Market Experience Overcomes Psychological Flaws
The term “endowment effect” refers to people’s tendency to place an extra value on things they already own. John List, an economist at the University of Maryland, tested the existence of the endowment effect in a new way. Instead of using callow students, he went to a real market with traders of varying degrees of experience: a sports-card exchange, one of many such, where Americans trade pictures of their favourite athletes. There, traders dealing in hundreds of cards mix with browsers who might buy only one.
In one experiment (”Does Market Experience Eliminate Market Anomalies?“), List took aside a group of card fans and gave them an assortment of other, less familiar, sporting memorabilia, such as autographs, badges and so forth. He then let them trade. The less card-trading experience a subject had, the less likely he was to trade, even when a good deal was on offer. More experienced traders were less prone to the endowment effect, and traded as keenly as neoclassical theory predicts.

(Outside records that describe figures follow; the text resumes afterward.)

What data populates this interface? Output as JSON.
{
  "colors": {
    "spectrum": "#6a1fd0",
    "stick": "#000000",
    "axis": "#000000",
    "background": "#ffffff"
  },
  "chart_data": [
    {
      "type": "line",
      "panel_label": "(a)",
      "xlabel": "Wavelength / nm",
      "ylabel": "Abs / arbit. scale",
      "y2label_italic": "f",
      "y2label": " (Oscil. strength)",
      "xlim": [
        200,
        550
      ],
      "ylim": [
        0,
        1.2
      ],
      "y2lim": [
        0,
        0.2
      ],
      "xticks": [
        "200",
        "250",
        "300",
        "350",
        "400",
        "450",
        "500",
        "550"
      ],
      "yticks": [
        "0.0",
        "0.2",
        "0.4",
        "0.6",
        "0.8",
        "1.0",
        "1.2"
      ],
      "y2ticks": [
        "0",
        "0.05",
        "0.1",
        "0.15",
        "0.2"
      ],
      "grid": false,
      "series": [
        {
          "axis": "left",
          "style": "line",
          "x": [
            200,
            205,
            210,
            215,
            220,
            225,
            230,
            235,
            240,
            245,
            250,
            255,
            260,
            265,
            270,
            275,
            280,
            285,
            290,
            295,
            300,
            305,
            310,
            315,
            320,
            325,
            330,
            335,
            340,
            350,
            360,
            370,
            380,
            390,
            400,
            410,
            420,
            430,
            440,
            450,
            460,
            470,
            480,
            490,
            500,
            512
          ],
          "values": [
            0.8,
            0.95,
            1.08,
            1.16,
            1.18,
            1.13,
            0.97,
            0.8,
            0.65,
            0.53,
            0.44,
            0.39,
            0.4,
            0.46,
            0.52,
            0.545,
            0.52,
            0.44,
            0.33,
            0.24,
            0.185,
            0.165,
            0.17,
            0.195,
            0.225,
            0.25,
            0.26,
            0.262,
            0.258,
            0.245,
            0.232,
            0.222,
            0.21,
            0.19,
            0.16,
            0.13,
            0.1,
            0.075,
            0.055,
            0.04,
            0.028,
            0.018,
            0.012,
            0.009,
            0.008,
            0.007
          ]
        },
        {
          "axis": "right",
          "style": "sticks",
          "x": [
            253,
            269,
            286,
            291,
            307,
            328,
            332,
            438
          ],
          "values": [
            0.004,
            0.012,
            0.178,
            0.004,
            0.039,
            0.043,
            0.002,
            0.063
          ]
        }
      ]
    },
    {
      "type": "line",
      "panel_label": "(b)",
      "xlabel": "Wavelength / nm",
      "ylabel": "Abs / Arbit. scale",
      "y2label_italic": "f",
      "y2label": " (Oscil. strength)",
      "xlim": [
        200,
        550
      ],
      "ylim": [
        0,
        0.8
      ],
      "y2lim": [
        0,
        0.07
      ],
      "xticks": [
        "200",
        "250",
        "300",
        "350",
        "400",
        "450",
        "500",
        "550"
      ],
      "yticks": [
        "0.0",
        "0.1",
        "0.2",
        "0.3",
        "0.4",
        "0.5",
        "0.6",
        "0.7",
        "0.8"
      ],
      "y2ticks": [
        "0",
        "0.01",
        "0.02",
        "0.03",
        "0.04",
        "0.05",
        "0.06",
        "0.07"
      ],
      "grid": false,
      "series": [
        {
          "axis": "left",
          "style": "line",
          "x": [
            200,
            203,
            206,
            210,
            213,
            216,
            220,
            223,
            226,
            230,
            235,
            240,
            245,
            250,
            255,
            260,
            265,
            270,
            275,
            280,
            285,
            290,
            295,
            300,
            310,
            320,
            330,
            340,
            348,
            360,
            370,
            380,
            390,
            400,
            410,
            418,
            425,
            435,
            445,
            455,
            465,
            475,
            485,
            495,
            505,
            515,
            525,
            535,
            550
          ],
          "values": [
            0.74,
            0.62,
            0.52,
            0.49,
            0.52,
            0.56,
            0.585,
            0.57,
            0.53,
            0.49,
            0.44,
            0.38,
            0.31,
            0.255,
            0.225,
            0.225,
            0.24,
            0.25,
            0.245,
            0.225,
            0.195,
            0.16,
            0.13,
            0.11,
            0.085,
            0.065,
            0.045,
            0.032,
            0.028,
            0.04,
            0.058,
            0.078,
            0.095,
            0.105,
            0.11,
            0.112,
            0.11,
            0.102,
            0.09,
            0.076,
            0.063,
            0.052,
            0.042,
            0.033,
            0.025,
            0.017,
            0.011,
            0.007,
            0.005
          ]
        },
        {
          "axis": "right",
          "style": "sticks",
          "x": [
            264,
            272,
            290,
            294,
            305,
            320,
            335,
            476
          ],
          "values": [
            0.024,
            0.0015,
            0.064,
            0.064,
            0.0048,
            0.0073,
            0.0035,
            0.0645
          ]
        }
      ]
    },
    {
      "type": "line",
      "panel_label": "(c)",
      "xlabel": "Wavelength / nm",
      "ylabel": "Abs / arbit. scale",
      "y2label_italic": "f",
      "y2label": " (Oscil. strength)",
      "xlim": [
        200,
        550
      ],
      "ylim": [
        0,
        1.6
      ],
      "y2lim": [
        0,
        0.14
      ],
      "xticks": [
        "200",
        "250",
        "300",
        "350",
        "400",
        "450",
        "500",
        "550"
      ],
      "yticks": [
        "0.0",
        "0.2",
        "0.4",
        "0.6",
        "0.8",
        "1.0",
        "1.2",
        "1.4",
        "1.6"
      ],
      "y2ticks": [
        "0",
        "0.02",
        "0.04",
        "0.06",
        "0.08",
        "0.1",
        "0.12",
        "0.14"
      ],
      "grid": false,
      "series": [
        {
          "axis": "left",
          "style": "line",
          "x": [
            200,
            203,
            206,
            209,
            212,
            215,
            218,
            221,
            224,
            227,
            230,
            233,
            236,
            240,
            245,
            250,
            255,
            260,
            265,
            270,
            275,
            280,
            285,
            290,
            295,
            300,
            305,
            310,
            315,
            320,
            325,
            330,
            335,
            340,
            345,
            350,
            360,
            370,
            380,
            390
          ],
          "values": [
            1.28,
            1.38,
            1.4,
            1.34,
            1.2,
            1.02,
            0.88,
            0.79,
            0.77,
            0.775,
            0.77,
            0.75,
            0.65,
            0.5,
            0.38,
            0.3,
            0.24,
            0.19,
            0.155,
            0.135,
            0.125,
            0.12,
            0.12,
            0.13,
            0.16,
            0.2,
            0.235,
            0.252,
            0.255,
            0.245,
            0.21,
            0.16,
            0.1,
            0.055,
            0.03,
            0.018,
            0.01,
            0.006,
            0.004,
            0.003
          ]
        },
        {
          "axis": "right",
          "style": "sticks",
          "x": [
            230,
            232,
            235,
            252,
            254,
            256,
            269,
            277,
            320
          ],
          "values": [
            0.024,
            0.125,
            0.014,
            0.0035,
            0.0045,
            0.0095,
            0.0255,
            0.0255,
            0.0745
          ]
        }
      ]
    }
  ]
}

Although consistent with an endowment effect, this was not proof of one. Novice traders could simply be wary of dealing with those who might get the better of them. To rule this out, Mr List concocted another experiment along the lines of the Cornell study (”Neoclassical Theory Versus Prospect Theory: Evidence from the Marketplace“). He gave a similar cross-section of fans chocolate and coffee mugs, whose values are well-known even to the most inexperienced bargainers, and let them trade. Again, Mr List found evidence for an endowment effect — but also that long experience as a card trader spilled over into his experimental mug-and-chocolate market. Only novices, like the students in earlier experiments, tended to be swayed by what they had been given.
This implies that experienced buyers or sellers in well-established markets get over their psychological “flaws,” and can transfer their trading skills from one market to another.